Battleaxe struggles with smugglers.

Well, not literally. For the next Stanza poetry meeting, Smugglers is the suggested theme. We don’t necessarily have to follow the suggestion, but this time is slightly different.  I don’t know the exact details, but the Hastings Smugglers’ Adventure Caves want poems about smuggling for an event later in the year. The poetic muse has abandoned Battleaxe at the moment, so I thought I’d write a bit about Hastings Smugglers to focus my thoughts.

The Smugglers’ Adventure Caves
The Caves – try hard to be spooky.

    Well, firstly, the Caves. Although the St Clements’ Caves were presumably the haunts of smugglers they are very ancient and their origin is obscure.  They were a Victorian tourist attraction – dances were held down there (presumably for revellers who couldn’t face puffing up to dance at the Clive Vale tea garden – see previous posts) – and they were used as an air-raid shelter and hospital in WW2. Now, it is all spooky Smugglers’ Adventure.
    Battleaxe has only been there once, many years ago, when Grand Daughter was very small – her first visit to Hastings. Just a momentary deviation here …. When she visited again, we unwisely gave her the choice of revisiting the Caves or playing in the West Hill playground. She chose the playground. Being the sort of child she is, visits to the playground inevitably ended in tears. That time, we we dragged her out weeping as usual. Some yobs lurking in the shelter accused us of child abuse…. By then thoroughly overwrought, GD announces she wants to go to the Caves. We say, no, you made your choice. Next thing, we are faced with total, epic, shrieking melt-down. We walked along Priory Road with her screaming like a banshee. Some old geezer sitting outside the Plough nearly died of a heart-attack.
    Back to the Caves. It’s quite a good visit for folk with kids but not much more. It presents pretty much the jolly image of old-style smuggling. Think tunnels, churchyards and caves, kegs and casks, lanterns winking on the clifftop, ponies with muffled hooves, bare-chested Poldark down and dirty on the beach etc.
     Hastings Old Town is a good breeding ground for smuggling tales, with its narrow streets and twittern alleys. Two old pubs, the Stag in All Saints Street, and the Hastings Arms in George Street are reputedly smugglers’ haunts.

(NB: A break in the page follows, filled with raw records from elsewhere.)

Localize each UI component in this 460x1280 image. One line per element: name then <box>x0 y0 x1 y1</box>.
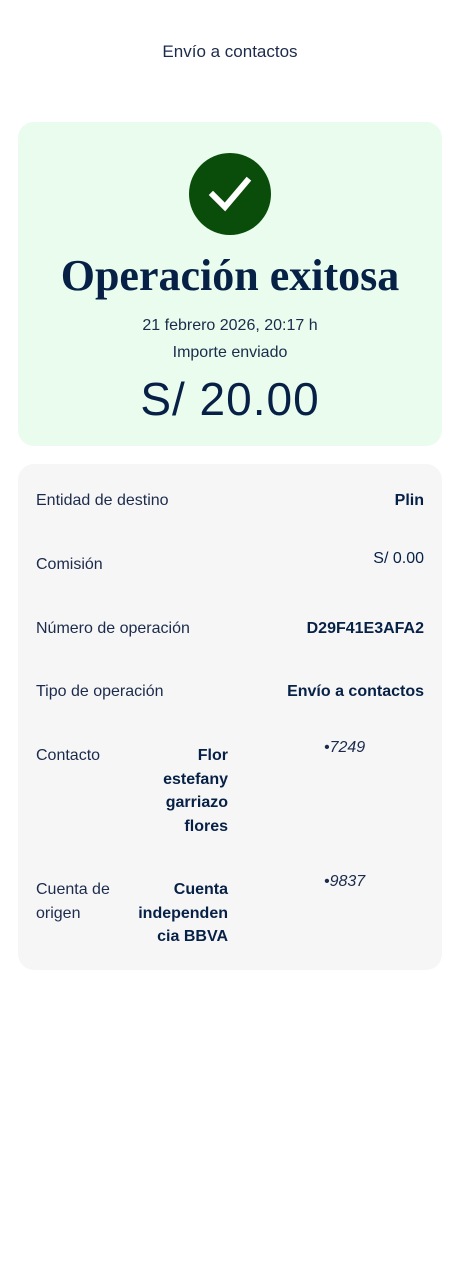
success-title: Operación exitosa <box>60 251 400 300</box>
contact-name: Flor estefany garriazo flores <box>108 744 228 838</box>
check-icon <box>189 153 271 235</box>
contact-name-line: Flor <box>197 747 228 764</box>
amount-value: S/ 20.00 <box>140 373 320 425</box>
amount-label: Importe enviado <box>172 344 288 361</box>
contact-name-line: garriazo <box>165 794 228 811</box>
destination-label: Entidad de destino <box>36 492 169 509</box>
commission-value: S/ 0.00 <box>373 550 424 567</box>
operation-number-label: Número de operación <box>36 620 190 637</box>
origin-account-name-line: cia BBVA <box>157 928 228 945</box>
operation-type-label: Tipo de operación <box>36 683 164 700</box>
operation-number-value: D29F41E3AFA2 <box>306 620 424 637</box>
success-card: Operación exitosa 21 febrero 2026, 20:17… <box>18 122 442 446</box>
operation-date: 21 febrero 2026, 20:17 h <box>142 317 318 334</box>
contact-name-line: flores <box>184 817 228 835</box>
page-title: Envío a contactos <box>162 42 298 61</box>
origin-account-name-line: Cuenta <box>173 881 228 898</box>
details-card: Entidad de destino Plin Comisión S/ 0.00… <box>18 464 442 970</box>
destination-value: Plin <box>394 492 424 509</box>
contact-name-line: estefany <box>163 770 228 788</box>
contact-phone-masked: •7249 <box>324 739 366 756</box>
operation-type-value: Envío a contactos <box>287 683 424 700</box>
origin-account-masked: •9837 <box>324 873 366 890</box>
commission-label: Comisión <box>36 556 103 573</box>
origin-account-name: Cuenta independen cia BBVA <box>108 878 228 949</box>
origin-account-name-line: independen <box>138 904 228 922</box>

Hastings Old Town – St Clement’s Church

     The ‘romantic’ image of smuggling was popularised by artists like George Morland:in the eighteenth century – these two Morland paintings are typical. (Blimey, Morland lived a dissipated and rackety life. He apparently died in a  ‘sponging-house’. What’s that? No idea. No sooner do you Google one thing than you are faced with another question).

Smuggling scens by George Morland

     The real story is much rougher and tougher.
     In Hastings, ‘Ruxley’s Crew’ were a thoroughly unpleasant gang active in the 1760s. They didn’t just smuggle, but would board and capture ships in the channel, kill the crew and seize the cargo.  One time they attacked a Dutch ship and attacked the captain so savagely that they split his spine with an axe. This led to the notoriously violent Hastings smugglers being known as ‘chopbacks’.

Hastings Chopbacks

     In 1821 the local population rioted after an exciseman who had shot dead Joseph Swaine, a local fisherman, was reprieved rather than being hung for murder.  Dragoons had to be sent to the town to restore order.
     Hastings people, and in particular, the fishing community, have always been minded towards doing their own thing. In the eighteenth and early nineteenth centuries, smuggling was an assertion of ‘traditional’ freedoms and rights. The indigenous fishermen were used to handling
small boats in difficult conditions, and smuggling provided better earnings than their legitimate trade.
    The Bo-Peep area in West St Leonards was the first place in England to have a coastguard service, set up to protect shipping from savagery of the local population. ‘Little Bo-Peep’, the nursery rhyme, is believed to have a hidden meaning related to smuggling…..
    However, some smuggling was organised crime on a much larger scale. The Hawkhust Gang had a sophisticated communicatons network to transport goods from the ports of Sussex and Kent to London. They were extremely violent, beating to death anyone they suspected of betraying them or stealing contraband.

    All very interesting, but not providing any poetic inspiration.
    Perhaps modern smuggling might be better. Human trafficking, desperate migrants, drug smuggling – all prevalent along our local coast, but it is unlikely that any of those activities will be given a romantic glow any time soon….
    Have been at my sister’s in Bedford this weekend – will do a post about a lovely garden we visited.